摂食でも排便でも、呼吸でも、交わりでも、芸術や道徳的な経験でも、ヒトには快感が与えられているから、現状では何が最も刺激的かを判断しヒトはそれを求めて行動する。
また、現状で、求め様としている快感よりも、不快感の刺激量が大きいと、それから逃げようと行動する。
快感と不快感で、求めようと行動したり、逃げようと行動する。
こうした単純な行動の契機・志向性の上に、ヒトの知性はただフローしているだけなのです。
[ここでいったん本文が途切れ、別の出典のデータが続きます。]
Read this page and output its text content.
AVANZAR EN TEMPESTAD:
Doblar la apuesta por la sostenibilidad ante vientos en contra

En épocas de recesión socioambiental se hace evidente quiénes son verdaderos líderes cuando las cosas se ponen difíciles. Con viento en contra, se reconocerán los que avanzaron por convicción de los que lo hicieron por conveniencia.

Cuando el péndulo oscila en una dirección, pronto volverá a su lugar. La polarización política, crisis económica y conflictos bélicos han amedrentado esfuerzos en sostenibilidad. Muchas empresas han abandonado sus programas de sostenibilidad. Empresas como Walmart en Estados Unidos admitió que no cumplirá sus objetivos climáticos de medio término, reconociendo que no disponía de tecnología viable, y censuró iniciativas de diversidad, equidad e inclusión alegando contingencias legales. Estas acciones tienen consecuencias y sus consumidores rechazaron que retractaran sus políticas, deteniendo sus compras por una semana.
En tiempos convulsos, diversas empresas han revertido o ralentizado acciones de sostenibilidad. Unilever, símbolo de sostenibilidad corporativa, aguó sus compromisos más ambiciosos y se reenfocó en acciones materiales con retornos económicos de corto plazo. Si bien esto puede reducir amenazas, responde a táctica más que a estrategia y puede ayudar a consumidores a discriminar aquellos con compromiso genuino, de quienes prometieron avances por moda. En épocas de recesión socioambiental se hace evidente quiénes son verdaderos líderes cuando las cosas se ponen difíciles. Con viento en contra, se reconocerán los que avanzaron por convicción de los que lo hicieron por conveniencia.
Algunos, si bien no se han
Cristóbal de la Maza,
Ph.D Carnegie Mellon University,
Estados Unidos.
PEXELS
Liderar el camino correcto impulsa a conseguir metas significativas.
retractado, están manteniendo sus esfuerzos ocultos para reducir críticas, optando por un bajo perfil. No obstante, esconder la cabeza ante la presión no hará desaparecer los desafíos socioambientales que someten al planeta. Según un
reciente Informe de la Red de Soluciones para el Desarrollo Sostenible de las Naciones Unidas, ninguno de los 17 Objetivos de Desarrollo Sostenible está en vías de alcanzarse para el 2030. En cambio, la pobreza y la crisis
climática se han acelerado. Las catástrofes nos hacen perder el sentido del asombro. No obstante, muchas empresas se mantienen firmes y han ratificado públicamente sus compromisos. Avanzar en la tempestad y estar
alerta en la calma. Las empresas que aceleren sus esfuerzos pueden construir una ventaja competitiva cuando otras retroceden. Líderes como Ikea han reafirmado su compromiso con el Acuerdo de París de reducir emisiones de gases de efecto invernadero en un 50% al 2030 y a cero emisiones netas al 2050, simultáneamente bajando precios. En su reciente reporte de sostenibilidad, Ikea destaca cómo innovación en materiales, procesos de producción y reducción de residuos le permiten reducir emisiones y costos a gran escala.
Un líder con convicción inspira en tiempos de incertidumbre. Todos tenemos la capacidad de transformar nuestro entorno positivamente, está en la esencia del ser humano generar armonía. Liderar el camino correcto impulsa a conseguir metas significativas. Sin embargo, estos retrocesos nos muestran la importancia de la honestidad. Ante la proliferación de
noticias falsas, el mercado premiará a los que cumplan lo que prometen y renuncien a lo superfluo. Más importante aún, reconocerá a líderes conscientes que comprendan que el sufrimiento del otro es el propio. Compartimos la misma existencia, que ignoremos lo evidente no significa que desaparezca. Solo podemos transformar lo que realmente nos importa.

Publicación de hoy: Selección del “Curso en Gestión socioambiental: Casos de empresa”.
さて、弓道の場合、快と不快はどの様に考えれば良いでしょうか。
良い射なら、その度合いに応じての快感が有るでしょう。
ダメな射なら、同様に不快感が有るでしょう。
それが残心なのです。
自然の射のざわざわと身に沁み込むような感動。
それが、朝嵐という言葉なのです。
その上の感動も有ります。
途中で意識が飛んでしまう悟りの射です。
我に戻るまで少しの時間が掛り、生まれいずる喜びに浸り時が流れます。
更に、正射の感動が、時間を止めてしまいます。
残身・残心なければ、ダメ射の表明。
自分こそ、その射の真価が分かります。
ヒトである限り、素晴らしい射の感動を味わうこと無しに捨てる訳がない。